Unfolding across several venues and involving the collaboration of hundreds of minds from across the world, the exhibition ‘Aru Kuxipa | Sacred Secret’ expresses the vision of Brazilian artist Ernesto Neto and teachings of indigenous amazonian tribes. Within the TBA21 in Vienna, Neto — together with 37 Jordão Huni Kuin communities — has co-created a place of creative transformation, an investigation into the spiritual nature of objects, and a site of healing. The collaborative journey and the resulting artworks shares the tribes’ sacred forms of expression, art, ritual, and knowledge through oral history, music, drawings, weavings, and everyday objects.
The exhibition opens with ‘A gente se encontra aqui hoje, amanhã em outro lugar. Enquanto isso Deus é Deusa. Santa gravidade’ (We meet each other today, tomorrow in another place. In the meanwhile, God is goddess. Saint gravity). Fashioned from weightless pink and greenish polyamide forms, the various organic shapes are suspended from the ceiling and intertwined in a voluptuous embrace.

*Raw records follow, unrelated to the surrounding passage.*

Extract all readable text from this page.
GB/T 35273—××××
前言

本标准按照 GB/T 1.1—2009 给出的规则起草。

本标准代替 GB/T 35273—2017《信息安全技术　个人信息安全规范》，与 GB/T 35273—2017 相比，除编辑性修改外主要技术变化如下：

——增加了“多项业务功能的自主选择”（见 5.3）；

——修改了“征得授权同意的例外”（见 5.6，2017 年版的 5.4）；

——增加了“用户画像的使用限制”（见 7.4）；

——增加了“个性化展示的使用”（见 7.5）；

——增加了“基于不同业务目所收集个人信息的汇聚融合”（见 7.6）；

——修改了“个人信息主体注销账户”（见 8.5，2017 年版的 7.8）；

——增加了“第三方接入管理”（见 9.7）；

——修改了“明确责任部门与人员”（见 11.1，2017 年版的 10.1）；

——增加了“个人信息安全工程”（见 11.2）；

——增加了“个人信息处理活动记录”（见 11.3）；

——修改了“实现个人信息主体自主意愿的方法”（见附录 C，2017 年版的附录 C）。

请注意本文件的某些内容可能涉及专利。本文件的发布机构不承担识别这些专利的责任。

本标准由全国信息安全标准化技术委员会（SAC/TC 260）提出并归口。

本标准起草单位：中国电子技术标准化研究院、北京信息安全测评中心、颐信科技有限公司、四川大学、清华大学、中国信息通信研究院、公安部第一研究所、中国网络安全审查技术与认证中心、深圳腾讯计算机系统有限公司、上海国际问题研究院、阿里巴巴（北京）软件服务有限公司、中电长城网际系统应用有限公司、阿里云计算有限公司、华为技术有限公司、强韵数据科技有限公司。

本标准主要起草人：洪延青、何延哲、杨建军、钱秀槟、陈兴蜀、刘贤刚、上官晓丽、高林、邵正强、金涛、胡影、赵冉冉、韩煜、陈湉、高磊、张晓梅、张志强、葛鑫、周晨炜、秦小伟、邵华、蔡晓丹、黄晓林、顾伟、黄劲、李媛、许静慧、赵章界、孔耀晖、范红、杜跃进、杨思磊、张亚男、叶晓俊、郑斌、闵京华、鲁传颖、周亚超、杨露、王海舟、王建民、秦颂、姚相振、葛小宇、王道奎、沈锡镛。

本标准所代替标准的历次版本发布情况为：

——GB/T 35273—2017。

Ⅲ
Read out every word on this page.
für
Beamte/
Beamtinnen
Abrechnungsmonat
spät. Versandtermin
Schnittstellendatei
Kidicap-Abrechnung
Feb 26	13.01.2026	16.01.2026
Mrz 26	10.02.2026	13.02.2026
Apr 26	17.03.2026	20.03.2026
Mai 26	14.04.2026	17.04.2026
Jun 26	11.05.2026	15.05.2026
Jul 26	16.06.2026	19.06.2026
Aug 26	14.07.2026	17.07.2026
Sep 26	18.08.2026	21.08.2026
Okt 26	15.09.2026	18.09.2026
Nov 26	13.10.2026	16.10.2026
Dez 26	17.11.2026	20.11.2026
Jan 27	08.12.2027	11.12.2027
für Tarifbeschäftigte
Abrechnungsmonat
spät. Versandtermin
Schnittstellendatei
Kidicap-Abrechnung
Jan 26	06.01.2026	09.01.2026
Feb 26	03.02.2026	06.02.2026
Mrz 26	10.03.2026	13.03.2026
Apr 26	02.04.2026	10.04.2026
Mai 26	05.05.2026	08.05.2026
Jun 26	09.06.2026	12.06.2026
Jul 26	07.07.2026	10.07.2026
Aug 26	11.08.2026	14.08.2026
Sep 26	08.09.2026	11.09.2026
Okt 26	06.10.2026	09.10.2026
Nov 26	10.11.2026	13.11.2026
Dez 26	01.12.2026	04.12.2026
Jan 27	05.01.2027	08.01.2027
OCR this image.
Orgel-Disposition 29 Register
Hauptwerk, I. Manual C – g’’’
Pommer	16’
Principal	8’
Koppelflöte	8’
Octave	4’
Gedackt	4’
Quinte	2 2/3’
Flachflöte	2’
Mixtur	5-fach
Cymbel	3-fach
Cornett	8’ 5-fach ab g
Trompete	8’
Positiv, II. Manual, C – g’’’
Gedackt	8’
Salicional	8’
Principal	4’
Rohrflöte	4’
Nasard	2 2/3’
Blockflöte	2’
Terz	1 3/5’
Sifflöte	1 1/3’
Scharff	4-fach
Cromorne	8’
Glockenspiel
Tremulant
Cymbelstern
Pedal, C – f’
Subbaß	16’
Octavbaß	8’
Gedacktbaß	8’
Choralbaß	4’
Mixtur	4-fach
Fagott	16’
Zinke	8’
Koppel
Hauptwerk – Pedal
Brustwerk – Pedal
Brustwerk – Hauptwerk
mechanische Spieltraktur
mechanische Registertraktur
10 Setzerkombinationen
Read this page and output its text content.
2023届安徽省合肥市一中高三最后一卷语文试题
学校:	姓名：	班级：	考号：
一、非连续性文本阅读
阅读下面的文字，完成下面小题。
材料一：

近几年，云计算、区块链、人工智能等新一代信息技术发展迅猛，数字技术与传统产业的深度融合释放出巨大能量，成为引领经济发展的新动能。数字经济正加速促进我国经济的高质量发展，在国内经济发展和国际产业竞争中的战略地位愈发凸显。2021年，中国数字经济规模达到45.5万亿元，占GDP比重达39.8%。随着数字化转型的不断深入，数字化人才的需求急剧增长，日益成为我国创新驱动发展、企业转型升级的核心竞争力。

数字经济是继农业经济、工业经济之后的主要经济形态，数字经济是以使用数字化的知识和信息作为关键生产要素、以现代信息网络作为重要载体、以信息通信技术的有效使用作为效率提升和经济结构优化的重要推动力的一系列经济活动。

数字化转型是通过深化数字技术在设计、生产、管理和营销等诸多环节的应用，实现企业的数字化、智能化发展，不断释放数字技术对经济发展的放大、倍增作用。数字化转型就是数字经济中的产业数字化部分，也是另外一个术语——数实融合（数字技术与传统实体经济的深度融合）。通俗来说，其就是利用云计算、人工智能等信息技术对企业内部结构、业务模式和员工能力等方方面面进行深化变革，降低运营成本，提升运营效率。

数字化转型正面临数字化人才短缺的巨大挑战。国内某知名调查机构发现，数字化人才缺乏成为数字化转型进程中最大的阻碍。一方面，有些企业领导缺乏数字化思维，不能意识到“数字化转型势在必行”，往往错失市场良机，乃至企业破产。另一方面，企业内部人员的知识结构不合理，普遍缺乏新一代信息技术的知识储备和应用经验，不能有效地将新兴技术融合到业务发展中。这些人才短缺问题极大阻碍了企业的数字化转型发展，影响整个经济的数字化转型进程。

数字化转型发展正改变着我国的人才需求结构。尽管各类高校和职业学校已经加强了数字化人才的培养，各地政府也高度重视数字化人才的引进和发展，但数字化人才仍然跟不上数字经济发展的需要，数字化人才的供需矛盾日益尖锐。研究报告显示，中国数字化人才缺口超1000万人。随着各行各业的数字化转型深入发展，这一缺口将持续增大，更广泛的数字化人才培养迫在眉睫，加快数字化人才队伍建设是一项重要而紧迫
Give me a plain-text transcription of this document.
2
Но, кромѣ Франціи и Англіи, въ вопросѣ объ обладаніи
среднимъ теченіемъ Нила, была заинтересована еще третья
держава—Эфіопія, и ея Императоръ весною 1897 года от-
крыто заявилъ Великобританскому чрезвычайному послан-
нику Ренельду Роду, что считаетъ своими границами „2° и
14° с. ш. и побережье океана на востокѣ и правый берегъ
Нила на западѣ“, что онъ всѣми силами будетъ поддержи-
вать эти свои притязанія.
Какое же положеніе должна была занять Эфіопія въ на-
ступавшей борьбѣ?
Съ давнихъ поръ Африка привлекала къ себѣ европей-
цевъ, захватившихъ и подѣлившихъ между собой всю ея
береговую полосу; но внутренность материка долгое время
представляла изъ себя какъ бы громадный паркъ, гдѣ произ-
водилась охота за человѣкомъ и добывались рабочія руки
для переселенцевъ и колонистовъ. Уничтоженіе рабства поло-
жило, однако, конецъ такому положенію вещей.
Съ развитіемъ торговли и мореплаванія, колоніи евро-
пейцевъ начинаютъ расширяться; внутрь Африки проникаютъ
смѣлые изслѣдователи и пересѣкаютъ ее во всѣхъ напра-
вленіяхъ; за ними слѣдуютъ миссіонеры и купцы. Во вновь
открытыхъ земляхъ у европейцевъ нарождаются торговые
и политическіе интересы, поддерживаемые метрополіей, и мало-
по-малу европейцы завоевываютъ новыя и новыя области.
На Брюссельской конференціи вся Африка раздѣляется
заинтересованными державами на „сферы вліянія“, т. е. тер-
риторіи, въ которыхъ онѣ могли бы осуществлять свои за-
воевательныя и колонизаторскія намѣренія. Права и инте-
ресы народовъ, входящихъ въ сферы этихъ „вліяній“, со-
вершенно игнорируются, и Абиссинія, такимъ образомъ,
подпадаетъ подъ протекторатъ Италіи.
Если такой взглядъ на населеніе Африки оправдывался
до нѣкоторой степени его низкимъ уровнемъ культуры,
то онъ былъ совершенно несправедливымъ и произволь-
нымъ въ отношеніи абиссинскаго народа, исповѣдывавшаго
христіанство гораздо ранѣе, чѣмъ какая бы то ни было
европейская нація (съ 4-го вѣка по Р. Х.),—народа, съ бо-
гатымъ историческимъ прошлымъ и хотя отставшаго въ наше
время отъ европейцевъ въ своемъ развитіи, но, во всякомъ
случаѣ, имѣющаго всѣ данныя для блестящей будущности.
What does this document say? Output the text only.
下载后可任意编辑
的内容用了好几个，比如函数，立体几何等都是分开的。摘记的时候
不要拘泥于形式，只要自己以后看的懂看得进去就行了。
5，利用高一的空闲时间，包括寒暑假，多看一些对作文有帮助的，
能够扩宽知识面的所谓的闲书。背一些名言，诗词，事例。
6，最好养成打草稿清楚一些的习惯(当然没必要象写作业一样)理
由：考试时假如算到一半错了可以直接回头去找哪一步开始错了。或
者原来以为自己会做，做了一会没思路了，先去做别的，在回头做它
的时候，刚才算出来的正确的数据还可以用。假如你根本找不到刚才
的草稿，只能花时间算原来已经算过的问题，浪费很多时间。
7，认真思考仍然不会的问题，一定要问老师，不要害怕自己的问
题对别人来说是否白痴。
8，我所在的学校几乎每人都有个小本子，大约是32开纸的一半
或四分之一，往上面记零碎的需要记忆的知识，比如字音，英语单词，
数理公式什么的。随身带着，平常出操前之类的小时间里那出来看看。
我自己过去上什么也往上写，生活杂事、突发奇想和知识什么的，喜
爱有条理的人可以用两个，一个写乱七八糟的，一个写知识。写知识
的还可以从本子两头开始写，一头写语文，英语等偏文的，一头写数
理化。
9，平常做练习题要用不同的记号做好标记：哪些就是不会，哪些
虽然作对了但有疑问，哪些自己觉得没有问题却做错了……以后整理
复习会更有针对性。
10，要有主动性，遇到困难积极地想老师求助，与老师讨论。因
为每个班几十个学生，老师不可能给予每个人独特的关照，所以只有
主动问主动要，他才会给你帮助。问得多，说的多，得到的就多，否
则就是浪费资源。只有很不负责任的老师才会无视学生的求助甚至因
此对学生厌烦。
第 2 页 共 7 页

The spiritual center of the exhibition is marked by ‘Kupiforesunixawa’, a communal space that hosts spiritual rituals of healing, relaxation, contemplation, and gathering. Crocheted from green, pink, and orange ribbons and spiced with lavender, clove, and turmeric, the tent-like structure borrows the forms of the Huni Kuin’s central place of social and spiritual assembly. Diamond patterns decorate the transparent net membrane, casting shadows of serpent shapes onto the floor. Beneath it, a green marble table from Guatemala is engraved with shapes of the jiboia and a pajé with maraca and holds candles and objects by the Huni Kuin.
Additionally, Una Isĩ Kayawa (the ‘Book of Healing’) compiles descriptions of the 109 plant species used by the Huni Kuin and their applications in various curative treatments — a practice that, for the tribe, must be approached with the greatest respect and thoughtfulness. The exhibition, conceived as a personal tribute to the Huni Kuin, weaves between a space of preparation, to a sacred area of ritual, to a room of study and knowledge, and finally culminates in the community’s multiple voices of myths and songs.